Fantastic Voyage
What would it be like to travel inside things?
Imagine having a miniature submarine, like in the movie Fantastic Voyage.
You shrink to microscopic size and enter the interior of things.
You travel inside a tree.
Up through the trunk.
Out into a branch.
Along the stem of a leaf.
Finally arriving inside the leaf itself, looking outward through its thin green surface toward the sky, the earth, and the surrounding forest.
Everything appears different from the inside.
The familiar becomes mysterious.
A tree is no longer a tree.
It is a landscape.
A city.
A living world.
Then imagine traveling inside the human body.
Following blood vessels.
Passing through organs.
Watching signals travel through nerves.
Observing cells communicating with one another.
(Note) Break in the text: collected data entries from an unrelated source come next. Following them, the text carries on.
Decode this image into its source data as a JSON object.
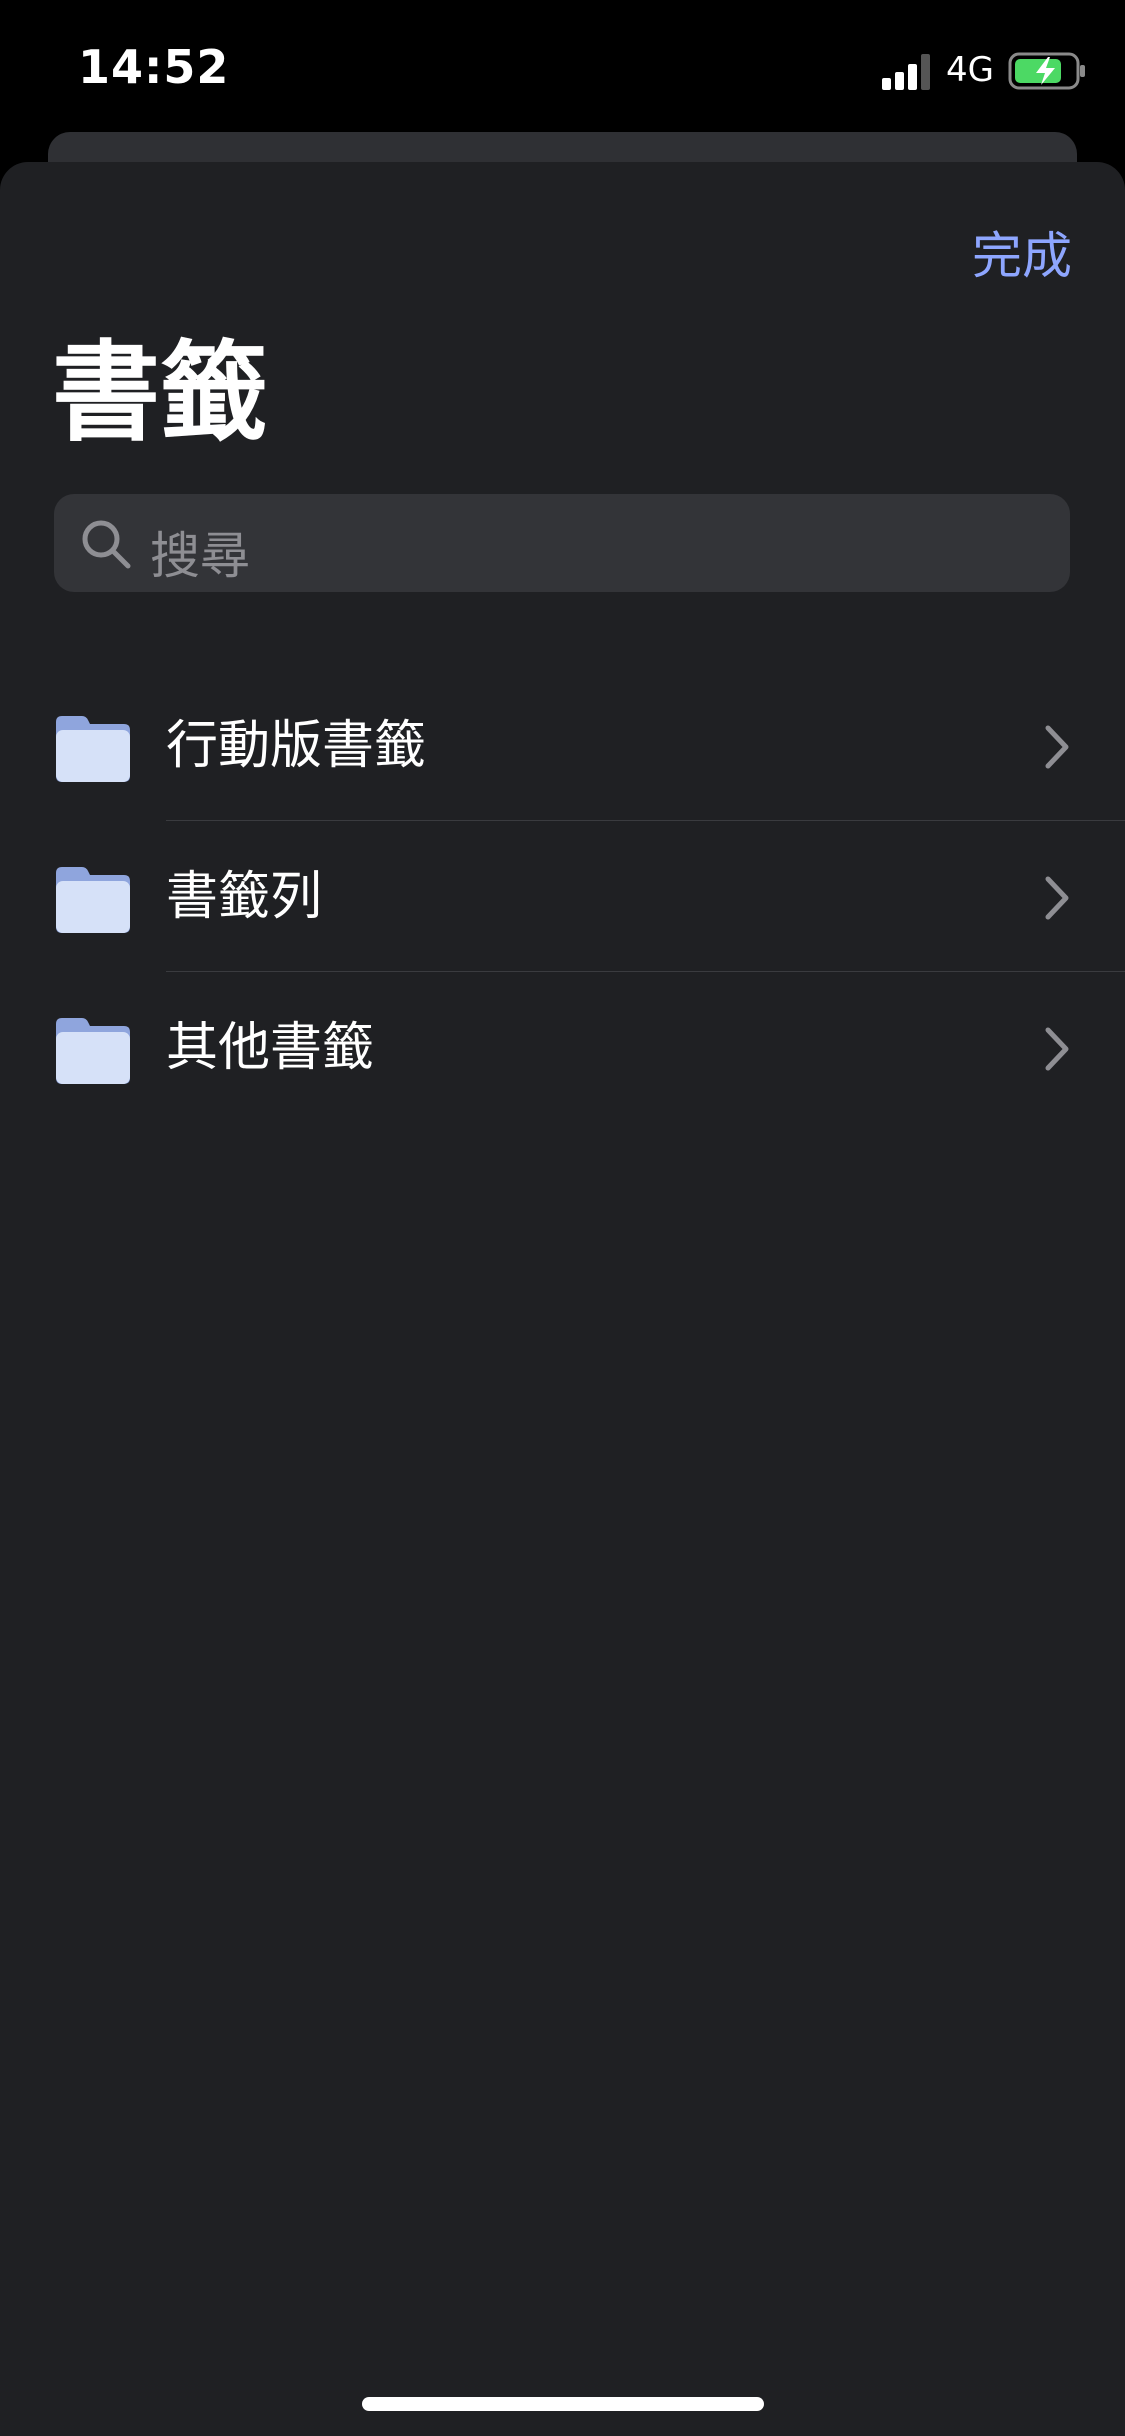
{
  "status_bar": {
    "time": "14:52",
    "network": "4G",
    "icons": [
      "signal-icon",
      "battery-charging-icon"
    ]
  },
  "header": {
    "done_label": "完成",
    "title": "書籤"
  },
  "search": {
    "placeholder": "搜尋",
    "icon": "search-icon"
  },
  "bookmarks": {
    "items": [
      {
        "label": "行動版書籤",
        "icon": "folder-icon"
      },
      {
        "label": "書籤列",
        "icon": "folder-icon"
      },
      {
        "label": "其他書籤",
        "icon": "folder-icon"
      }
    ]
  },
  "colors": {
    "accent": "#8ea6ff",
    "background": "#1f2023",
    "search_field": "#333438",
    "folder": "#c9d6f5"
  }
}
The body becomes less like an object and more like an ecosystem.
Then another possibility appears.
What would it mean to travel inside an experience?
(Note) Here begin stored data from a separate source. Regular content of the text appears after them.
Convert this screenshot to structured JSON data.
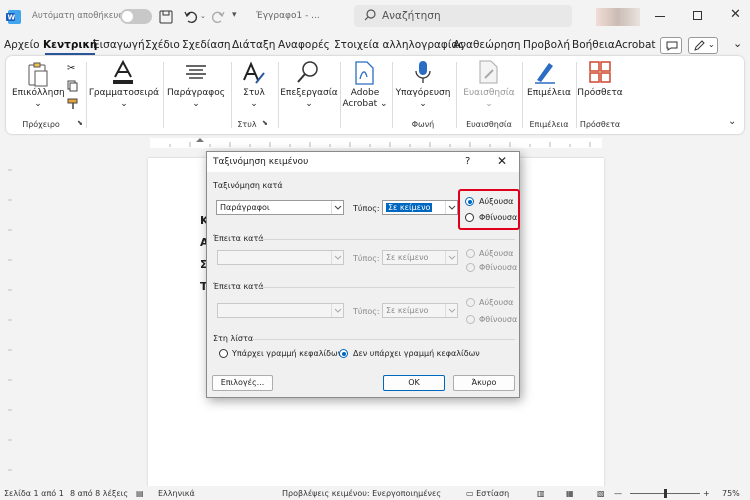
{
  "titlebar": {
    "autosave_label": "Αυτόματη αποθήκευση",
    "doc_name": "Έγγραφο1",
    "doc_suffix": "- ...",
    "search_placeholder": "Αναζήτηση"
  },
  "menu": {
    "tabs": [
      "Αρχείο",
      "Κεντρική",
      "Εισαγωγή",
      "Σχέδιο",
      "Σχεδίαση",
      "Διάταξη",
      "Αναφορές",
      "Στοιχεία αλληλογραφίας",
      "Αναθεώρηση",
      "Προβολή",
      "Βοήθεια",
      "Acrobat"
    ]
  },
  "ribbon": {
    "paste": "Επικόλληση",
    "clipboard": "Πρόχειρο",
    "font": "Γραμματοσειρά",
    "paragraph": "Παράγραφος",
    "styles": "Στυλ",
    "styles_group": "Στυλ",
    "editing": "Επεξεργασία",
    "acrobat_line1": "Adobe",
    "acrobat_line2": "Acrobat",
    "dictate": "Υπαγόρευση",
    "voice_group": "Φωνή",
    "sensitivity": "Ευαισθησία",
    "sensitivity_group": "Ευαισθησία",
    "editor": "Επιμέλεια",
    "editor_group": "Επιμέλεια",
    "addins": "Πρόσθετα",
    "addins_group": "Πρόσθετα"
  },
  "document": {
    "visible_letters": [
      "Κ",
      "Α",
      "Σ",
      "Τ"
    ]
  },
  "dialog": {
    "title": "Ταξινόμηση κειμένου",
    "help": "?",
    "sort_by_label": "Ταξινόμηση κατά",
    "sort_by_value": "Παράγραφοι",
    "type_label": "Τύπος:",
    "type_value": "Σε κείμενο",
    "ascending": "Αύξουσα",
    "descending": "Φθίνουσα",
    "then_by_label_1": "Έπειτα κατά",
    "then_by_label_2": "Έπειτα κατά",
    "type_label_2": "Τύπος:",
    "type_value_2": "Σε κείμενο",
    "type_label_3": "Τύπος:",
    "type_value_3": "Σε κείμενο",
    "list_label": "Στη λίστα",
    "header_row": "Υπάρχει γραμμή κεφαλίδων",
    "no_header_row": "Δεν υπάρχει γραμμή κεφαλίδων",
    "options_button": "Επιλογές...",
    "ok_button": "OK",
    "cancel_button": "Άκυρο"
  },
  "status": {
    "page": "Σελίδα 1 από 1",
    "words": "8 από 8 λέξεις",
    "language": "Ελληνικά",
    "predictions": "Προβλέψεις κειμένου: Ενεργοποιημένες",
    "focus": "Εστίαση",
    "zoom": "75%"
  },
  "colors": {
    "accent": "#2b579a",
    "highlight_box": "#e0001b",
    "selection": "#0067c0"
  }
}
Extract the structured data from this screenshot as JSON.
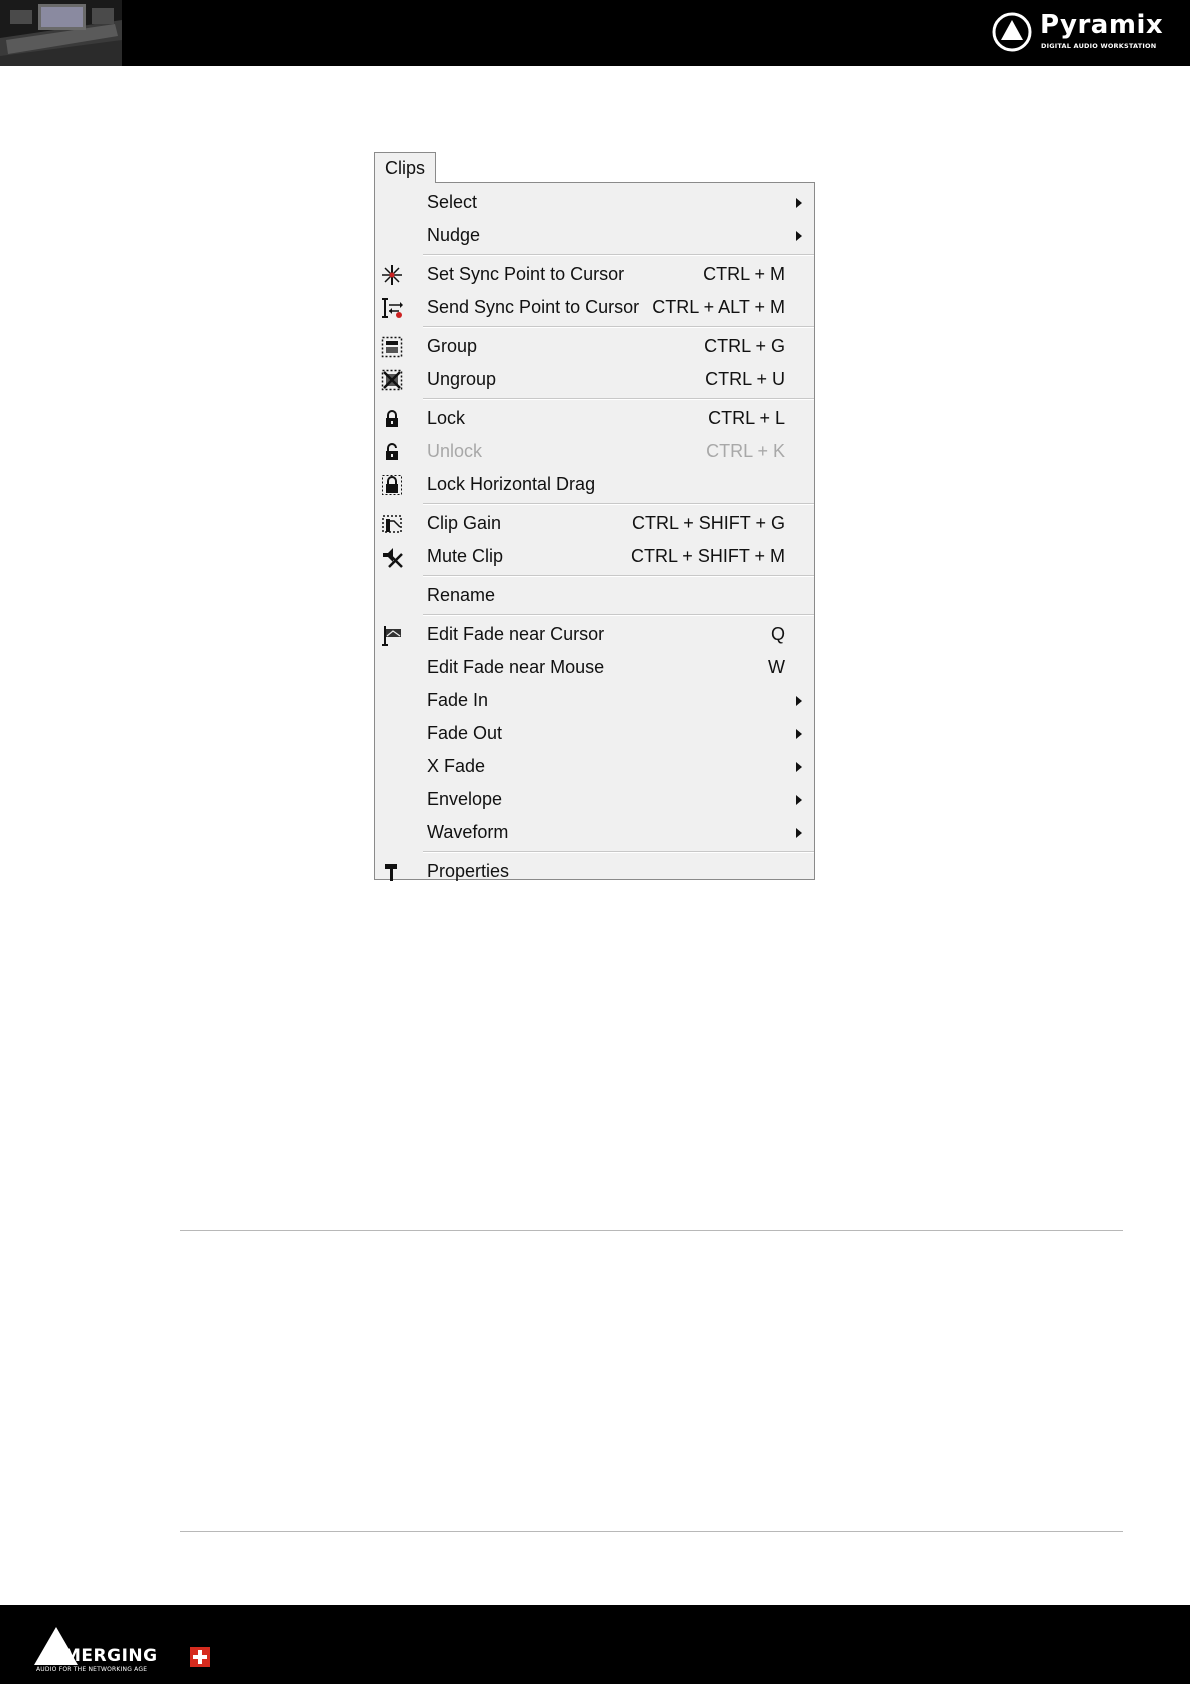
{
  "header": {
    "brand_name": "Pyramix",
    "brand_tagline": "DIGITAL AUDIO WORKSTATION"
  },
  "menu": {
    "tab_label": "Clips",
    "items": [
      {
        "label": "Select",
        "shortcut": "",
        "submenu": true,
        "icon": ""
      },
      {
        "label": "Nudge",
        "shortcut": "",
        "submenu": true,
        "icon": ""
      },
      {
        "label": "Set Sync Point to Cursor",
        "shortcut": "CTRL + M",
        "icon": "sync-point-icon"
      },
      {
        "label": "Send Sync Point to Cursor",
        "shortcut": "CTRL + ALT + M",
        "icon": "send-sync-icon"
      },
      {
        "label": "Group",
        "shortcut": "CTRL + G",
        "icon": "group-icon"
      },
      {
        "label": "Ungroup",
        "shortcut": "CTRL + U",
        "icon": "ungroup-icon"
      },
      {
        "label": "Lock",
        "shortcut": "CTRL + L",
        "icon": "lock-icon"
      },
      {
        "label": "Unlock",
        "shortcut": "CTRL + K",
        "icon": "unlock-icon",
        "disabled": true
      },
      {
        "label": "Lock Horizontal Drag",
        "shortcut": "",
        "icon": "lock-horizontal-icon"
      },
      {
        "label": "Clip Gain",
        "shortcut": "CTRL + SHIFT + G",
        "icon": "clip-gain-icon"
      },
      {
        "label": "Mute Clip",
        "shortcut": "CTRL + SHIFT + M",
        "icon": "mute-clip-icon"
      },
      {
        "label": "Rename",
        "shortcut": "",
        "icon": ""
      },
      {
        "label": "Edit Fade near Cursor",
        "shortcut": "Q",
        "icon": "edit-fade-icon"
      },
      {
        "label": "Edit Fade near Mouse",
        "shortcut": "W",
        "icon": ""
      },
      {
        "label": "Fade In",
        "shortcut": "",
        "submenu": true,
        "icon": ""
      },
      {
        "label": "Fade Out",
        "shortcut": "",
        "submenu": true,
        "icon": ""
      },
      {
        "label": "X Fade",
        "shortcut": "",
        "submenu": true,
        "icon": ""
      },
      {
        "label": "Envelope",
        "shortcut": "",
        "submenu": true,
        "icon": ""
      },
      {
        "label": "Waveform",
        "shortcut": "",
        "submenu": true,
        "icon": ""
      },
      {
        "label": "Properties",
        "shortcut": "",
        "icon": "hammer-icon"
      }
    ]
  },
  "footer": {
    "brand_name": "MERGING",
    "brand_tagline": "AUDIO FOR THE NETWORKING AGE"
  }
}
Suppose you could enter a taste.
A piece of fruit touches the tongue.
Chemical receptors respond.
Signals move along nerves toward the brain.
Patterns of activity appear.
Somehow the mind recognizes all of this as sweetness.
Why sweetness?
Why not a color?
Why not a sound?
At what point does chemistry become experience?
At what point does electrical activity become taste?
The same question can be asked about smell.
Or touch.
Or sight.
Or thought.
If we could follow the journey all the way from physical contact to conscious experience, where exactly would we find the taste?
Where would we find the smell?
Where would we find the color red?
Perhaps the most fascinating voyage is not into the body but into awareness itself.
Not looking at things from the outside.
But entering them from within.
Following them all the way to the place where sensation becomes experience and experience becomes a world.
Every object has an inside.
Every experience has an inside.
And perhaps curiosity is nothing more than the desire to keep exploring.